M. Christian Paul, secrétaire d'Etat. Je demande la parole.
M. le président. La parole est à M. le secrétaire d'Etat.
M. Christian Paul, secrétaire d'Etat. Monsieur le président, monsieur le rapporteur, mesdames, messieurs les sénateurs, au terme de ce débat, je voudrais vous rappeler, bien sûr, l'importance qu'attache le Gouvernement au sujet que nous avons traité cet après-midi, importance sur laquelle s'accordent tous ceux qui se sont exprimés : votre rapporteur, les auteurs des propositions de loi, mais aussi d'autres - je pense notamment à Marcel Debarge, qui est, chacun le sait, l'un des inspirateurs en France de cette réflexion.
Le Premier ministre l'a dit hier devant l'Assemblée nationale, le ministre de l'intérieur l'a rappelé ici ce matin : l'amélioration des conditions d'exercice des mandats locaux est bien l'une des conditions d'une démocratie locale de proximité, mais elle n'est pas la seule.
Vous savez que le Gouvernement ne souhaite pas traiter séparément, d'une part, les préoccupations des élus, qui portent quotidiennement la décentralisation - ces préoccupations, bien sûr, sont légitimes - et, d'autre part, les besoins d'une plus grande participation des citoyens. Nous parviendrons à la décentralisation citoyenne souvent évoquée en faisant la synthèse de ces attentes et, bien sûr, en y apportant des réponses.
Le débat d'aujourd'hui, organisé autour des cinq propositions de lois rassemblées par votre commission des lois - travail ardu ! - était utile, je le redis et j'en conviens à mon tour volontiers. Il a permis, monsieur le rapporteur, de dégager des convergences sur des points importants, au moins sur les principes : les garanties à offrir afin que les mandats ne portent pas préjudice à ceux qui ont le courage de les exercer, l'idée que la démocratie locale a des exigences qu'il nous faudra savoir mieux assumer.
D'autres propositions très concrètes me paraissent recueillir un accord de principe ; c'est le cas de l'allocation de fin de mandat sous réserve, d'une définition précise des modalités de son financement. J'ai bien noté votre souci d'éviter d'aller vers ce qui s'apparenterait à une « fonctionnarisation » des élus. Cette idée est, je crois, également largement partagée. La discussion a aussi fait apparaître les points sur lesquels un approfondissement souvent d'ordre technique est encore nécessaire. Il faudra donc là encore un travail en commun entre le Gouvernement et le Parlement, je pense notamment aux questions de répartition de la charge financière des mesures envisageables. Et je suis sûr que, sur ce point, le président de l'Association des maires de France relaiera les préoccupations du rapporteur.

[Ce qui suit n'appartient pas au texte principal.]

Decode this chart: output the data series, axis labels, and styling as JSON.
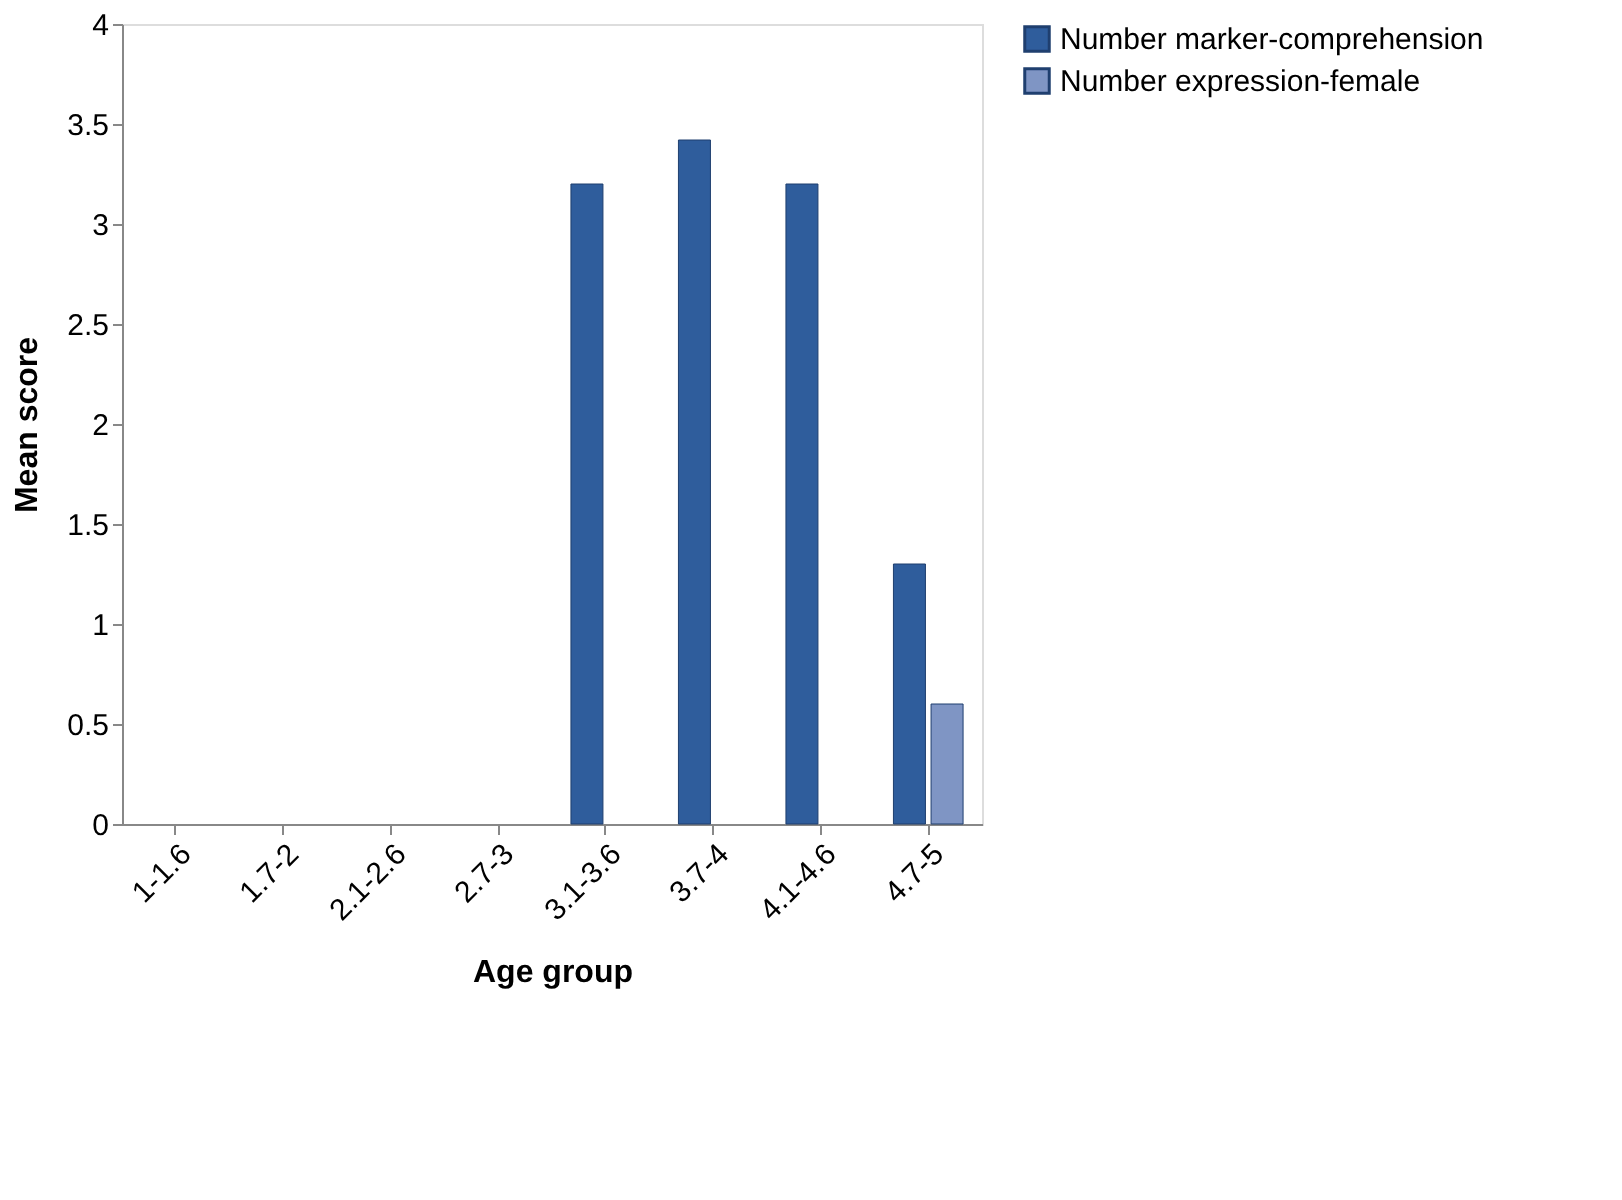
{
  "chart_data": {
    "type": "bar",
    "xlabel": "Age group",
    "ylabel": "Mean score",
    "categories": [
      "1-1.6",
      "1.7-2",
      "2.1-2.6",
      "2.7-3",
      "3.1-3.6",
      "3.7-4",
      "4.1-4.6",
      "4.7-5"
    ],
    "series": [
      {
        "name": "Number marker-comprehension",
        "color": "#2f5d9c",
        "values": [
          null,
          null,
          null,
          null,
          3.2,
          3.42,
          3.2,
          1.3
        ]
      },
      {
        "name": "Number expression-female",
        "color": "#7f95c4",
        "values": [
          null,
          null,
          null,
          null,
          null,
          null,
          null,
          0.6
        ]
      }
    ],
    "ylim": [
      0,
      4
    ],
    "yticks": [
      0,
      0.5,
      1,
      1.5,
      2,
      2.5,
      3,
      3.5,
      4
    ],
    "grid": false,
    "legend": "right"
  }
}
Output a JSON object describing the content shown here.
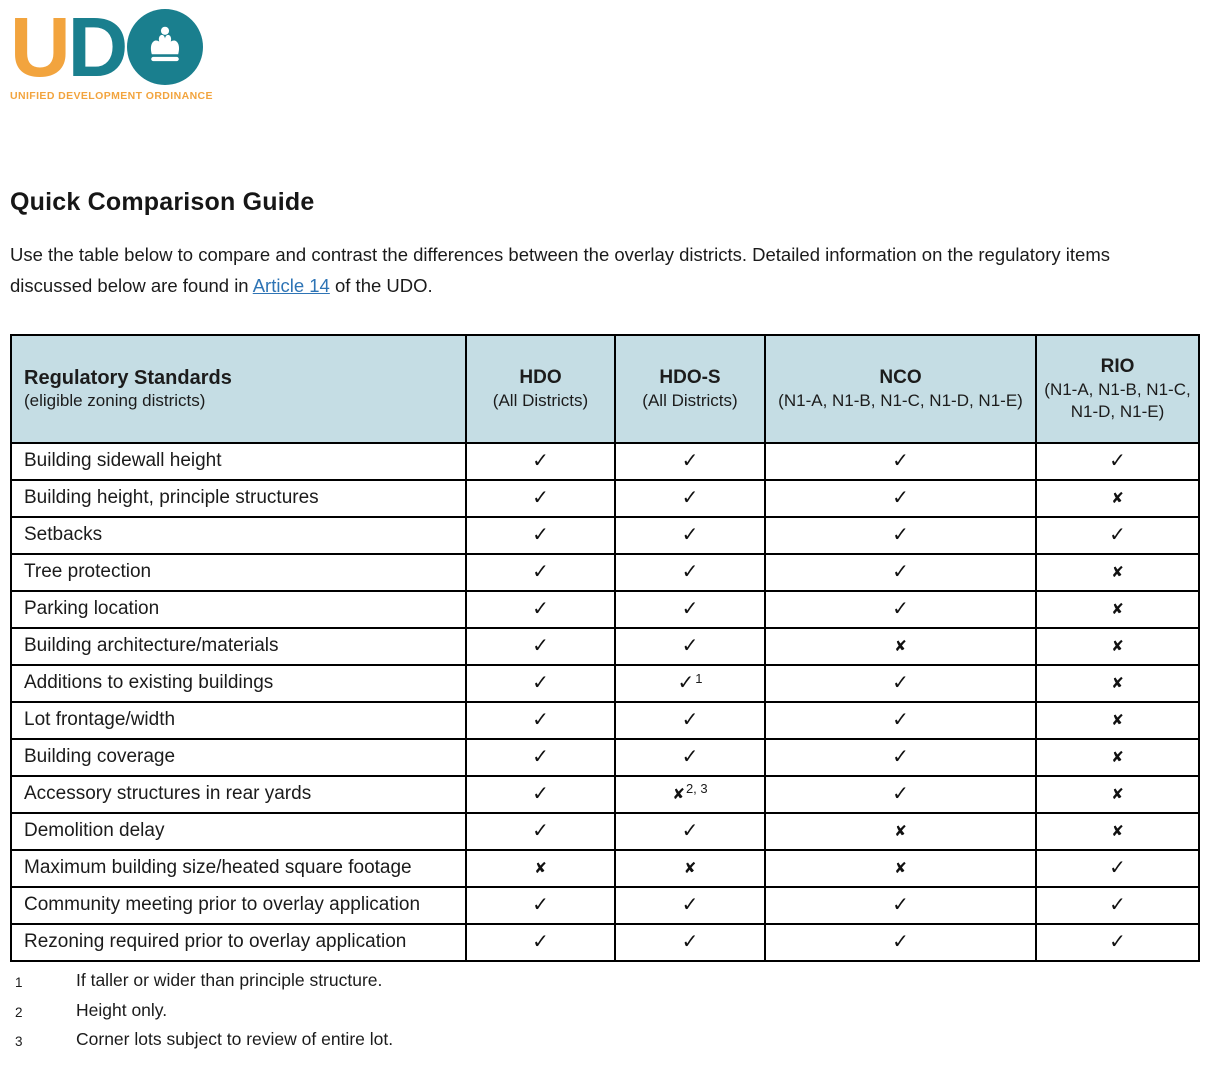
{
  "logo": {
    "letter_u": "U",
    "letter_d": "D",
    "tagline": "UNIFIED DEVELOPMENT ORDINANCE",
    "teal": "#1A7F8E",
    "orange": "#F2A43E"
  },
  "title": "Quick Comparison Guide",
  "intro": {
    "before_link": "Use the table below to compare and contrast the differences between the overlay districts. Detailed information on the regulatory items discussed below are found in ",
    "link": "Article 14",
    "after_link": " of the UDO."
  },
  "table": {
    "header_bg": "#C5DDE4",
    "header": [
      {
        "title": "Regulatory Standards",
        "subtitle": "(eligible zoning districts)"
      },
      {
        "title": "HDO",
        "subtitle": "(All Districts)"
      },
      {
        "title": "HDO-S",
        "subtitle": "(All Districts)"
      },
      {
        "title": "NCO",
        "subtitle": "(N1-A, N1-B, N1-C, N1-D, N1-E)"
      },
      {
        "title": "RIO",
        "subtitle": "(N1-A, N1-B, N1-C, N1-D, N1-E)"
      }
    ],
    "marks": {
      "check": "✓",
      "x": "✘"
    },
    "rows": [
      {
        "label": "Building sidewall height",
        "cells": [
          {
            "mark": "check",
            "sup": ""
          },
          {
            "mark": "check",
            "sup": ""
          },
          {
            "mark": "check",
            "sup": ""
          },
          {
            "mark": "check",
            "sup": ""
          }
        ]
      },
      {
        "label": "Building height, principle structures",
        "cells": [
          {
            "mark": "check",
            "sup": ""
          },
          {
            "mark": "check",
            "sup": ""
          },
          {
            "mark": "check",
            "sup": ""
          },
          {
            "mark": "x",
            "sup": ""
          }
        ]
      },
      {
        "label": "Setbacks",
        "cells": [
          {
            "mark": "check",
            "sup": ""
          },
          {
            "mark": "check",
            "sup": ""
          },
          {
            "mark": "check",
            "sup": ""
          },
          {
            "mark": "check",
            "sup": ""
          }
        ]
      },
      {
        "label": "Tree protection",
        "cells": [
          {
            "mark": "check",
            "sup": ""
          },
          {
            "mark": "check",
            "sup": ""
          },
          {
            "mark": "check",
            "sup": ""
          },
          {
            "mark": "x",
            "sup": ""
          }
        ]
      },
      {
        "label": "Parking location",
        "cells": [
          {
            "mark": "check",
            "sup": ""
          },
          {
            "mark": "check",
            "sup": ""
          },
          {
            "mark": "check",
            "sup": ""
          },
          {
            "mark": "x",
            "sup": ""
          }
        ]
      },
      {
        "label": "Building architecture/materials",
        "cells": [
          {
            "mark": "check",
            "sup": ""
          },
          {
            "mark": "check",
            "sup": ""
          },
          {
            "mark": "x",
            "sup": ""
          },
          {
            "mark": "x",
            "sup": ""
          }
        ]
      },
      {
        "label": "Additions to existing buildings",
        "cells": [
          {
            "mark": "check",
            "sup": ""
          },
          {
            "mark": "check",
            "sup": "1"
          },
          {
            "mark": "check",
            "sup": ""
          },
          {
            "mark": "x",
            "sup": ""
          }
        ]
      },
      {
        "label": "Lot frontage/width",
        "cells": [
          {
            "mark": "check",
            "sup": ""
          },
          {
            "mark": "check",
            "sup": ""
          },
          {
            "mark": "check",
            "sup": ""
          },
          {
            "mark": "x",
            "sup": ""
          }
        ]
      },
      {
        "label": "Building coverage",
        "cells": [
          {
            "mark": "check",
            "sup": ""
          },
          {
            "mark": "check",
            "sup": ""
          },
          {
            "mark": "check",
            "sup": ""
          },
          {
            "mark": "x",
            "sup": ""
          }
        ]
      },
      {
        "label": "Accessory structures in rear yards",
        "cells": [
          {
            "mark": "check",
            "sup": ""
          },
          {
            "mark": "x",
            "sup": "2, 3"
          },
          {
            "mark": "check",
            "sup": ""
          },
          {
            "mark": "x",
            "sup": ""
          }
        ]
      },
      {
        "label": "Demolition delay",
        "cells": [
          {
            "mark": "check",
            "sup": ""
          },
          {
            "mark": "check",
            "sup": ""
          },
          {
            "mark": "x",
            "sup": ""
          },
          {
            "mark": "x",
            "sup": ""
          }
        ]
      },
      {
        "label": "Maximum building size/heated square footage",
        "cells": [
          {
            "mark": "x",
            "sup": ""
          },
          {
            "mark": "x",
            "sup": ""
          },
          {
            "mark": "x",
            "sup": ""
          },
          {
            "mark": "check",
            "sup": ""
          }
        ]
      },
      {
        "label": "Community meeting prior to overlay application",
        "cells": [
          {
            "mark": "check",
            "sup": ""
          },
          {
            "mark": "check",
            "sup": ""
          },
          {
            "mark": "check",
            "sup": ""
          },
          {
            "mark": "check",
            "sup": ""
          }
        ]
      },
      {
        "label": "Rezoning required prior to overlay application",
        "cells": [
          {
            "mark": "check",
            "sup": ""
          },
          {
            "mark": "check",
            "sup": ""
          },
          {
            "mark": "check",
            "sup": ""
          },
          {
            "mark": "check",
            "sup": ""
          }
        ]
      }
    ]
  },
  "footnotes": [
    {
      "num": "1",
      "text": "If taller or wider than principle structure."
    },
    {
      "num": "2",
      "text": "Height only."
    },
    {
      "num": "3",
      "text": "Corner lots subject to review of entire lot."
    }
  ]
}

La discussion a néanmoins également confirmé un certain nombre de divergences. Je pense ici à la qualification des indemnités et aux conséquences que certains d'entre vous souhaitent en tirer, en excluant la prise en compte des indemnités de tout calcul de plafond de ressources pour l'attribution ou non de prestations sociales ou du RMI.
Je réaffirme que le Gouvernement est d'accord avec vous pour estimer que les indemnités de fonction ne doivent pas être des salaires. Pour autant, l'attribution de certaines prestations - je pense encore une fois au RMI - peut être soumise à des plafonds de ressources de toute nature n'incluant pas seulement des salaires.
C'est bien au regard de ces exigences qu'il faut analyser au cas par cas la situation des indemnités, afin d'éviter un traitement qui serait inéquitable par rapport à l'ensemble des citoyens de notre pays.
S'agissant de la nature des indemnités, je voudrais rappeler que celles-ci ont une double vocation, et l'on n'a peut-être pas assez insisté sur ce point cet après-midi.
C'est d'abord un mode de compensation, ou de défraiement forfaitaire des charges ou du manque à gagner liés à l'exercice d'un mandat local ; mais c'est aussi, pour les élus qui cessent leur activité professionnelle, un substitut de revenu, et c'est bien sous ce double éclairage qu'il faudra les analyser.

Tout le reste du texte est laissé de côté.